Editor: Lisa Charleyboy, Mary Beth Leatherdale


Publisher: Annick Press

Publication Date: 12. September 2017

Rating: 5./5. Stars

Diversity: PoC (Native American)

TW: abuse, rape, alcoholism, forced sterilization, suicide, domestic violence, depression, genocide, colonization, kidnapping, racism

Summary: Whether looking back to a troubled past or welcoming a hopeful future, the powerful voices of Indigenous women across North America resound in this book. In the same style as the best-selling Dreaming in Indian, #NotYourPrincess presents an eclectic collection of poems, essays, interviews, and art that combine to express the experience of being a Native woman. Stories of abuse, humiliation, and stereotyping are countered by the voices of passionate women making themselves heard and demanding change. Sometimes angry, often reflective, but always strong, the women in this book will give teen readers insight into the lives of women who, for so long, have been virtually invisible.


Order here: amazon

Disclaimer: I received an e-copy of this book on NetGalley in exchange for an honest review.


This book is a compilation of short stories, poems, quotes, artworks and photographs by Native American Women. While there aren’t a lot of stories in this book (this book is actually quite short and if all the empty pages were taken out I don’t think there would be more than 80 pages or even less. At times I understood why there had to be an empty page, some of the artwork seems like it was designed to be spread across two pages, but this only works for a physical book, not really for the e-book I read.) those that are in there are really emotional and amazing.

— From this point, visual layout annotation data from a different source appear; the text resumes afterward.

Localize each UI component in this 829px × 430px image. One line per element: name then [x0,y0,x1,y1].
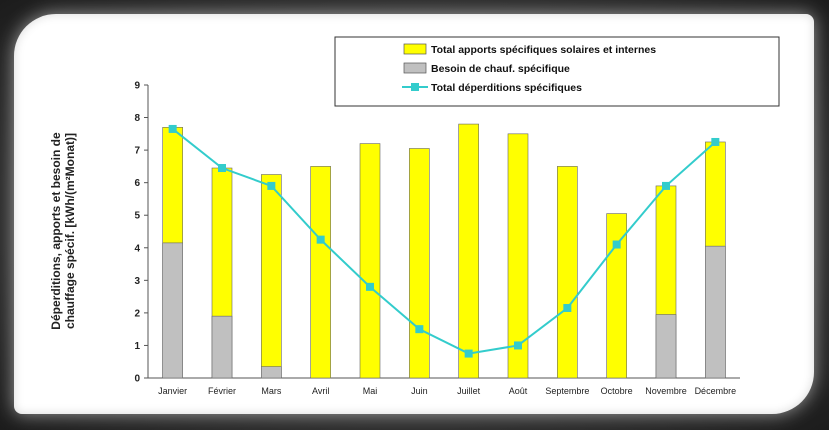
bar-total-apports [507,133,529,379]
y-tick-label: 9 [134,81,140,92]
y-tick-label: 5 [134,211,140,222]
y-axis-title-line1: Déperditions, apports et besoin de [49,132,63,330]
x-tick-label: Juin [411,386,428,396]
y-tick-label: 3 [134,276,140,287]
x-tick-label: Septembre [545,386,589,396]
x-tick-label: Juillet [457,386,481,396]
bar-besoin-chauffage [162,242,183,379]
legend-entry-deperditions-label: Total déperditions spécifiques [431,82,582,94]
bar-besoin-chauffage [655,314,677,379]
y-tick-label: 8 [134,113,140,124]
line-point-deperditions [662,181,670,190]
bar-total-apports [409,148,430,379]
bar-total-apports [359,143,381,379]
line-point-deperditions [711,137,720,146]
y-tick-label: 1 [134,341,140,352]
legend-entry-apports-swatch [403,43,427,55]
legend-entry-besoin-label: Besoin de chauf. spécifique [431,63,570,75]
chart: Total apports spécifiques solaires et in… [49,36,780,396]
x-tick-label: Novembre [645,386,687,396]
x-tick-label: Octobre [601,386,633,396]
line-point-deperditions [168,124,177,133]
x-tick-label: Janvier [158,386,187,396]
chart-card: Total apports spécifiques solaires et in… [14,14,814,414]
line-point-deperditions [267,181,276,190]
bar-besoin-chauffage [211,315,233,379]
x-tick-label: Mai [363,386,378,396]
line-point-deperditions [514,341,522,350]
bar-total-apports [310,166,331,379]
line-point-deperditions [415,325,424,334]
x-tick-label: Août [509,386,528,396]
bar-total-apports [606,213,627,379]
bar-besoin-chauffage [261,366,282,379]
y-tick-label: 4 [134,243,140,254]
line-point-deperditions [563,304,572,313]
line-point-deperditions [612,240,621,249]
y-axis-title-line2: chauffage spécif. [kWh/(m²Monat)] [63,133,77,329]
line-point-deperditions [366,282,374,291]
y-tick-label: 2 [134,308,140,319]
legend-entry-apports-label: Total apports spécifiques solaires et in… [431,44,656,56]
legend: Total apports spécifiques solaires et in… [334,36,780,107]
line-point-deperditions [218,164,226,173]
y-tick-label: 6 [134,178,140,189]
x-tick-label: Février [208,386,236,396]
x-tick-label: Décembre [695,386,737,396]
line-total-deperditions [172,128,716,355]
x-tick-label: Avril [312,386,329,396]
legend-entry-deperditions-swatch-marker [411,83,419,91]
line-point-deperditions [464,349,473,358]
legend-entry-besoin-swatch [403,62,427,74]
bar-total-apports [261,174,282,379]
bar-total-apports [458,123,479,379]
bar-besoin-chauffage [705,245,726,379]
line-point-deperditions [316,235,325,244]
bar-total-apports [557,166,578,379]
y-tick-label: 7 [134,146,140,157]
y-tick-label: 0 [134,374,140,385]
x-tick-label: Mars [261,386,281,396]
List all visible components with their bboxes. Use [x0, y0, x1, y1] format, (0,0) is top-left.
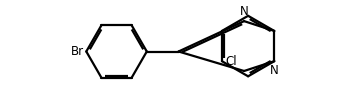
Text: Cl: Cl: [225, 55, 237, 68]
Text: N: N: [240, 5, 248, 18]
Text: N: N: [270, 64, 279, 77]
Text: Br: Br: [71, 45, 84, 58]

In this book Native American Women are given a voice. They are allowed to talk about their intergenerational trauma, about their present day pain under white supremacy, racism, and the patriarchy, about their hopes and dreams. As I follow a few Native American Activists on twitter, I already knew of some of the present-day problems that hurt Native Americans, but with this book, the struggles got an even more personal side.

Trigger warnings for abuse (sexual, emotional, physical), rape, alcoholism, forced sterilization, suicide, domestic violence, depression, genocide, colonization, kidnapping and racism

This book is really heartbreaking, even though it is so short. The writing is really well done and I also enjoyed the artwork a lot. My favorite stories were:

  • Reclaiming Indigenous Women’s Rights by Nahanni Fontaine, an essay about what it means to be an Indigenous Women. The artwork with this short essay is gorgeous and it gave insight into how intergenerational trauma affects Native American Women.
  • A Tale of Two Winonas by Winona Linn, a comic about forced marriage and suicide, delving into what names might mean.
  • Honor Song by Gwen Benaway, a poem that feels a lot like a prayer, exploring what it means to be a woman and how to reclaim that.
  • Real NDNZ by Pamela J. Peters, a photo series where Native American actors recreate classic portraits of movie stars. This showcases how few Native American actors one sees in Media and how there’s even less that are portrayed in a positive light.

I also really loved the quotes by Native American Women in this book. They are very raw and real, mention problems of Native American Women, but also give hope.

I don’t want to punish the authors with a bad rating, just because the format was off. I also had an ARC, so maybe that was partly at fault. I have high hopes that this story will be better when in physical form. However, I hope there will also quite a lot of editing done on the e-book as well so it will be readable if there even is an e-book available.

All in all, I think this was an amazing book and I can certainly only recommend it to everyone, who wants to read about Native American Women and hear their stories in their own words.